For decades there has been a certain narrative about sports cars and their male drivers. Some claim drivers might be compensating for a certain thing with their powerful, bright red Porsche or Lamborghini. A U.K. university study has concluded that there really is something to the old comparison. It shows there actually could be a psychological link between certain male sports car owners and compensating with a powerful sports car.
Who participated in the sports cars and male drivers study?
The U.K. study found 200 men. Their ages ranged from 18 years old to 74. Researchers felt that knowing what the study entailed would result in none of the respondents answering questions truthfully. After all, they’re responding to very personal questions.
What did researchers tell participants the study was for?
Instead, researchers said the study was about memory loss in this tense, busy, overloaded age we live in. They were to read certain information while bombarded with ads from the internet. Dropped between those ads were false facts about the male anatomy.
The comments gave false information regarding both the long and the short. Then, at the end of each session, the respondents were asked about sports cars and their appeal to them.
What questions were asked about sports cars?
“Our primary hypothesis was that ratings for sports cars increased when male participants were manipulated to believe that they have relatively small (pickles),” the study’s researchers said. “We tested a secondary hypothesis, that the link is driven by self-esteem in general, with other trials that contained manipulated facts about what might impact self-esteem in different ways, and a variety of luxury and non-luxury products. Finally, we analyzed participants’ age, since it determines both mating strategies and patterns.

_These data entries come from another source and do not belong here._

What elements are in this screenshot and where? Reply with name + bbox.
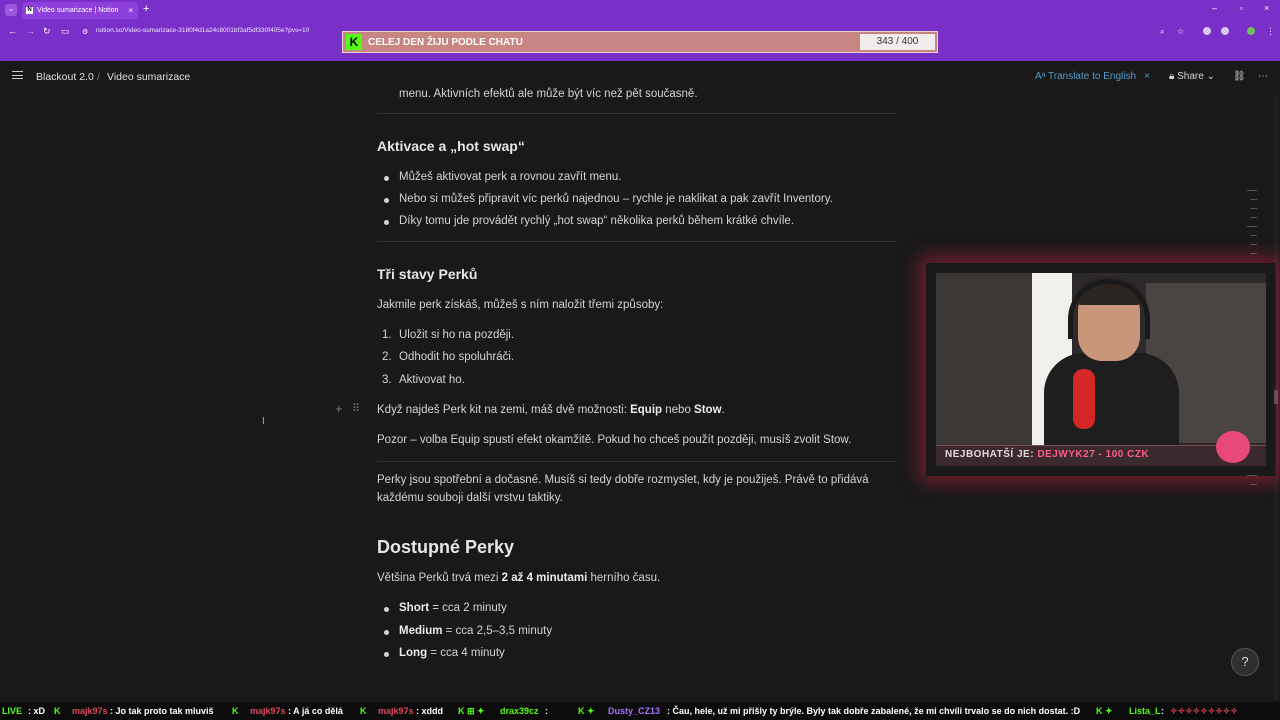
tab-close-icon[interactable]: × bbox=[128, 6, 133, 15]
divider bbox=[377, 461, 897, 462]
chat-ticker: LIVE : xD K majk97s : Jo tak proto tak m… bbox=[0, 702, 1280, 720]
sidebar-menu-icon[interactable] bbox=[12, 71, 23, 79]
reload-icon[interactable]: ↻ bbox=[43, 26, 51, 37]
numbered-item-text: Uložit si ho na později. bbox=[399, 329, 515, 341]
more-options-icon[interactable]: ⋯ bbox=[1258, 71, 1268, 82]
numbered-item-text: Aktivovat ho. bbox=[399, 374, 465, 386]
link-icon[interactable]: ⛓︎ bbox=[1233, 71, 1246, 82]
numbered-item: 3. Aktivovat ho. bbox=[382, 374, 465, 386]
back-icon[interactable]: ← bbox=[8, 26, 17, 36]
ticker-message: : A já co dělá bbox=[288, 706, 343, 716]
bullet-item: Nebo si můžeš připravit víc perků najedn… bbox=[384, 193, 833, 205]
share-label: Share bbox=[1177, 71, 1204, 82]
kick-icon: K bbox=[54, 706, 61, 716]
ticker-message: : xddd bbox=[416, 706, 443, 716]
goal-counter: 343 / 400 bbox=[860, 34, 935, 50]
ticker-message: : bbox=[1161, 706, 1164, 716]
close-window-button[interactable]: × bbox=[1264, 3, 1269, 13]
divider bbox=[377, 113, 897, 114]
chat-goal-bar: K CELEJ DEN ŽIJU PODLE CHATU 343 / 400 bbox=[342, 31, 938, 53]
translate-button[interactable]: A͏ᵃ Translate to English bbox=[1035, 71, 1136, 82]
ticker-user: majk97s bbox=[250, 706, 286, 716]
paragraph-intro: Jakmile perk získáš, můžeš s ním naložit… bbox=[377, 299, 664, 311]
translate-close-icon[interactable]: × bbox=[1144, 71, 1150, 82]
paragraph-fragment: menu. Aktivních efektů ale může být víc … bbox=[399, 88, 698, 100]
kick-logo-icon: K bbox=[346, 34, 362, 50]
profile-avatar[interactable] bbox=[1247, 27, 1255, 35]
paragraph-summary-line: každému souboji další vrstvu taktiky. bbox=[377, 492, 563, 504]
list-number: 3. bbox=[382, 374, 392, 386]
share-button[interactable]: 🔒︎ Share ⌄ bbox=[1169, 71, 1215, 82]
skull-logo-icon bbox=[1216, 431, 1250, 463]
webcam-feed: NEJBOHATŠÍ JE: DEJWYK27 - 100 CZK bbox=[936, 273, 1266, 466]
list-number: 2. bbox=[382, 351, 392, 363]
help-icon: ? bbox=[1241, 654, 1249, 669]
list-number: 1. bbox=[382, 329, 392, 341]
numbered-item: 1. Uložit si ho na později. bbox=[382, 329, 515, 341]
ticker-user: majk97s bbox=[378, 706, 414, 716]
kick-icon: K ✦ bbox=[578, 706, 595, 716]
ticker-user: Dusty_CZ13 bbox=[608, 706, 661, 716]
kick-icon: K bbox=[360, 706, 367, 716]
site-info-icon[interactable]: ⚙ bbox=[82, 28, 88, 36]
bullet-item: Long = cca 4 minuty bbox=[384, 647, 505, 659]
bullet-item: Můžeš aktivovat perk a rovnou zavřít men… bbox=[383, 171, 622, 183]
tab-title: Video sumarizace | Notion bbox=[37, 7, 119, 14]
ticker-user: majk97s bbox=[72, 706, 108, 716]
ticker-message: : bbox=[545, 706, 548, 716]
kick-icon: K ✦ bbox=[1096, 706, 1113, 716]
paragraph-duration: Většina Perků trvá mezi 2 až 4 minutami … bbox=[377, 572, 661, 584]
paragraph-summary-line: Perky jsou spotřební a dočasné. Musíš si… bbox=[377, 474, 869, 486]
microphone-icon bbox=[1073, 369, 1095, 429]
translate-label: Translate to English bbox=[1048, 71, 1137, 82]
sidebar-toggle-icon[interactable]: ▭ bbox=[61, 26, 70, 37]
chevron-down-icon: ⌄ bbox=[1206, 71, 1215, 82]
numbered-item-text: Odhodit ho spoluhráči. bbox=[399, 351, 515, 363]
ticker-user: LIVE bbox=[2, 706, 23, 716]
translate-icon: A͏ᵃ bbox=[1035, 71, 1048, 82]
maximize-button[interactable]: ▫ bbox=[1240, 3, 1243, 13]
help-button[interactable]: ? bbox=[1231, 648, 1259, 676]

“The key experimental trial told participants that the average erect (willie) size of other men was either seven inches, a small (member), low self-esteem; or four inches, a large (baloney), high self-esteem, and was always followed by a rating of one of six sports cars. On four trials, they were given either the original fact, or a version with one detail changed and asked if the statement was true or false. After the experiment trials, participants were told that some of the facts they had been told were incorrect, and they were asked to give their estimates of the true values of these facts, including the true average (wee wee) size.”
What researchers found was that when given information to make them feel insecure, respondents were more interested in buying a sports car. Those aged 29 and older showed an especially higher sports car interest when presented with false facts. So take it or leave it, those were the results of the study.